During the legislative session, Carter had tried navigating a middle path on social issues. Though he vented frustration with the focus on social issues, he backed efforts to override Democratic Gov. Mike Beebe’s vetoes of measures banning abortions 12 and 20 weeks into a pregnancy. He opposed efforts to allow open carry of handguns, but touted his Second Amendment credentials by inviting firearms manufacturers in states with strict gun control laws to take a look at Arkansas.

In the days leading up to his announcement, Carter had urged Republicans to focus more on budget and fiscal issues than social ones if they wanted to continue connecting with voters.

The balancing act Carter faced is similar to the one Democrats face as they try to figure out how to run in a state that’s been shifting Republican in general elections without losing their base in the primary. Former U.S. Rep. Mike Ross encounters that pitfall running former Lt. Gov. Bill Halter for the Democratic gubernatorial nomination, as the two have sparred whether Ross’ opposition to the Arkansas abortion bans square with his past support for anti-abortion legislation.

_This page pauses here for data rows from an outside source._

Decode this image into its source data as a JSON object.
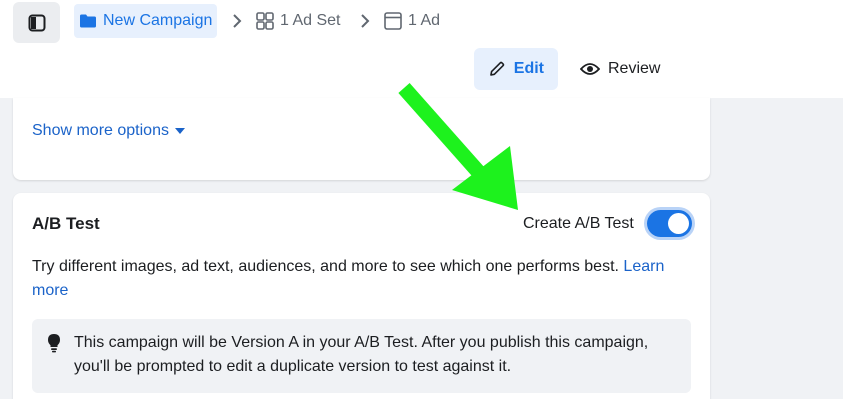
{
  "breadcrumb": {
    "campaign": "New Campaign",
    "ad_set": "1 Ad Set",
    "ad": "1 Ad"
  },
  "modes": {
    "edit": "Edit",
    "review": "Review"
  },
  "options": {
    "show_more": "Show more options"
  },
  "ab_test": {
    "title": "A/B Test",
    "toggle_label": "Create A/B Test",
    "toggle_on": true,
    "description": "Try different images, ad text, audiences, and more to see which one performs best.",
    "learn_more": "Learn more",
    "info": "This campaign will be Version A in your A/B Test. After you publish this campaign, you'll be prompted to edit a duplicate version to test against it."
  },
  "colors": {
    "accent": "#1b74e4",
    "link": "#1b63c9",
    "arrow": "#1df21d",
    "background": "#f0f2f5"
  }
}
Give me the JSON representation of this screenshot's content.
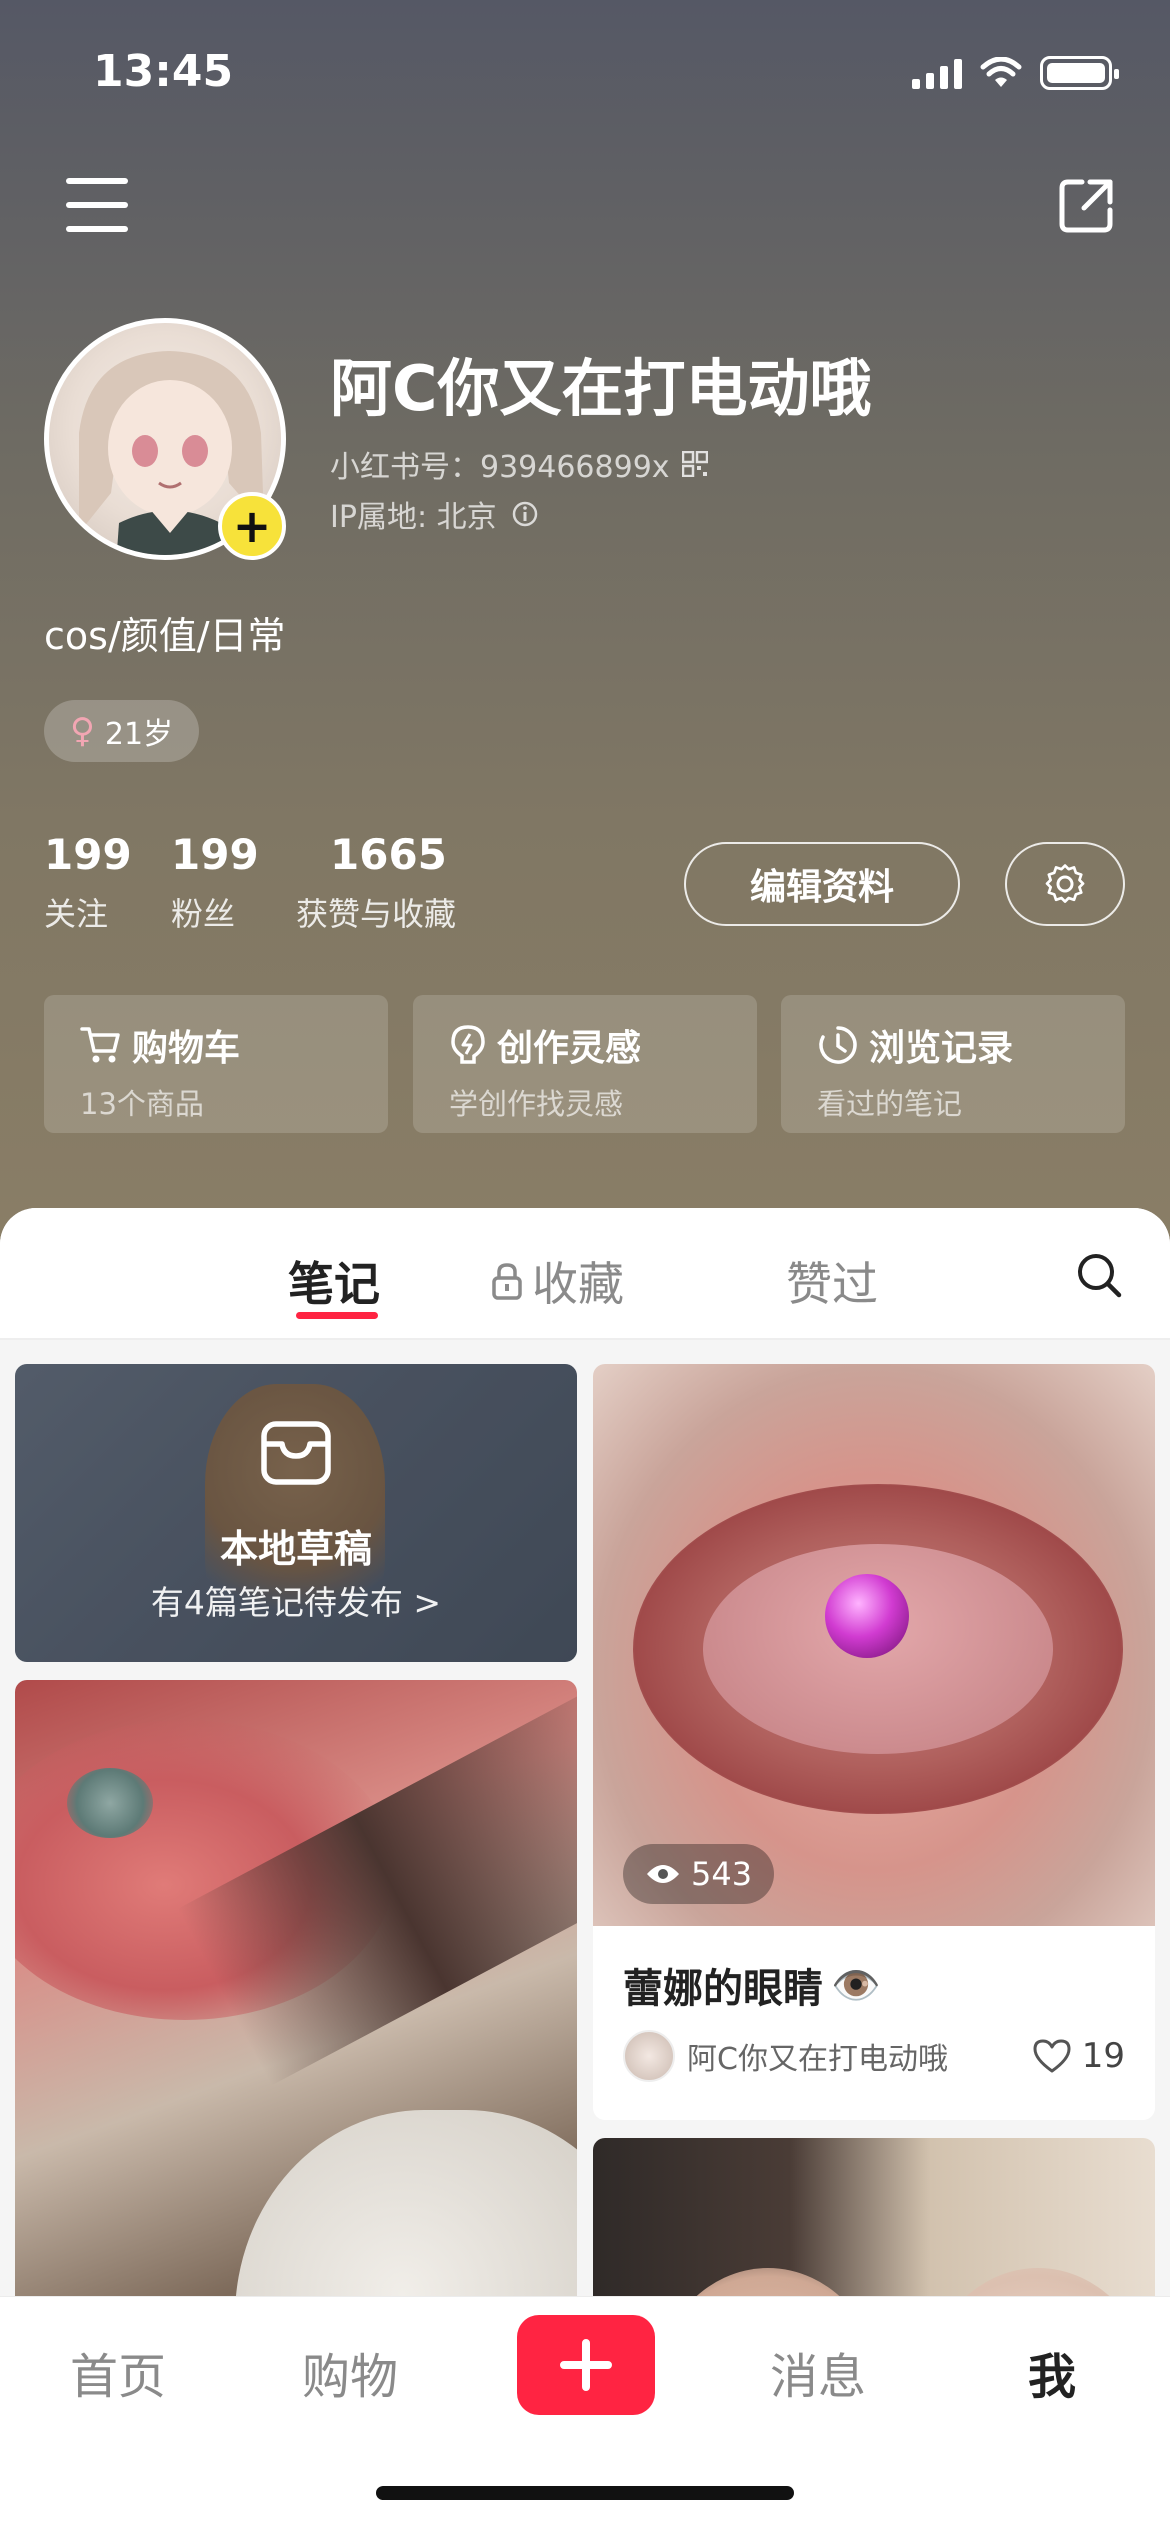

It’s unclear whether Carter’s exit will remove the possibility of a fight within the GOP gubernatorial field over health care and the Legislature’s decision to use federal Medicaid funds to buy private insurance for 250,000 low-income residents. Carter advocated the private option as an alternative to expanding Medicaid, a move that drew the ire of conservative activists who will be key in a Republican primary.

Hutchinson has said he would have signed the private option into law, but wanted it addressed in a special session. His rivals — state Rep. Debra Hobbs and Little Rock businessman Curtis Coleman — have both opposed it.

Carter used his decision to issue a warning to both parties about its future, endorsing an ethics amendment that would also loosen the state’s term limits He also suggested Arkansas adopt an "open" primary system where the top two vote-getters advance to the general election, regardless of party.

"I feel like the majority of Arkansans aren’t on the fringes of either side, but it’s the process sometimes that results in that," Carter said.